The Pains au chocolat Recipe Fresh pains au chocolat, still warm from the oven and oozing with melted chocolate, make the ultimate weekend breakfast treat.

Ingredients:
1 quantity croissant dough,
see pages 150–151, steps 1–10
7oz (200g) dark chocolate
1 large egg, beaten

Method:
1 Divide the dough into 4 equal pieces and roll each out into a rectangle, about 4 x 16in (10 x 40cm). Cut each piece in half, to give 8 rectangles approximately 4 x 8in (10 x 20cm).

2 Cut the chocolate into 16 even-sized pieces. If you buy two 4oz (115g) bars, they normally divide naturally into 8 pieces each.
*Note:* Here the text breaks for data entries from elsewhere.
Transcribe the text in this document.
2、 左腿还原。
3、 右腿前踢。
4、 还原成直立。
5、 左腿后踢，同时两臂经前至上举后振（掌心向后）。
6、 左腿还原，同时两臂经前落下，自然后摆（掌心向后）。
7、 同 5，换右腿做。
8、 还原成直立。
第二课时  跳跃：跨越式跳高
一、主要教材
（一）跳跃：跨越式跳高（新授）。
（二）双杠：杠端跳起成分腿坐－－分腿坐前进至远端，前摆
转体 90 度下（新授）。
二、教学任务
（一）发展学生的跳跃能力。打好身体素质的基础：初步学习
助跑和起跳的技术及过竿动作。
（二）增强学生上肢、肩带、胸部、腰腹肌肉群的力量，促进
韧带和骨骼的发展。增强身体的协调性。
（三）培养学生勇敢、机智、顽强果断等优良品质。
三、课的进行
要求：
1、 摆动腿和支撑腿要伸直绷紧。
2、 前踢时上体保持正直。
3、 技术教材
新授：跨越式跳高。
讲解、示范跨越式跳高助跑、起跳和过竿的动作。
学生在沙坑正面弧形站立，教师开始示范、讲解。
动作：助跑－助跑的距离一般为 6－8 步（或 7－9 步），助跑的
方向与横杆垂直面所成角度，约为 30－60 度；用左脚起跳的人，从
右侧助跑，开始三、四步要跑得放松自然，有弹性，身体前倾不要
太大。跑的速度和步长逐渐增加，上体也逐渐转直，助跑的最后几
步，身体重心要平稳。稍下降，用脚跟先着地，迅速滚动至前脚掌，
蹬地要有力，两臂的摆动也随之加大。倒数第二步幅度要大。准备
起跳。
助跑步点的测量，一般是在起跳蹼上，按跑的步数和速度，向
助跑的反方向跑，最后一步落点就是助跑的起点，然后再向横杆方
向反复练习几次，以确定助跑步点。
Mark each piece of pastry along the long edge at one-third and two-thirds.

3 Put a piece of chocolate at the one-third mark, and fold the short end of the dough over it to the two-thirds mark.

4 Now place a second piece of chocolate on top of the folded edge at the two-thirds mark, brush the dough next to it with beaten egg, and fold the other side of the dough into the center, making a three-layered parcel with pieces of chocolate tucked in on either side.

5 Seal all the edges together to prevent the chocolate from oozing out while cooking.

6 Line a baking sheet with parchment paper, place the pastries on it, cover, and leave to rise in a warm place for 1 hour, until puffed up and soft. Preheat the oven to 425°F (220°C).

7 Brush the pastries with beaten egg and bake in the oven for 10 minutes, then reduce the oven temperature to 375°F (190°C).

8 Bake for another 5–10 minutes, or until golden brown. STORE These will keep in an airtight container for 1 day.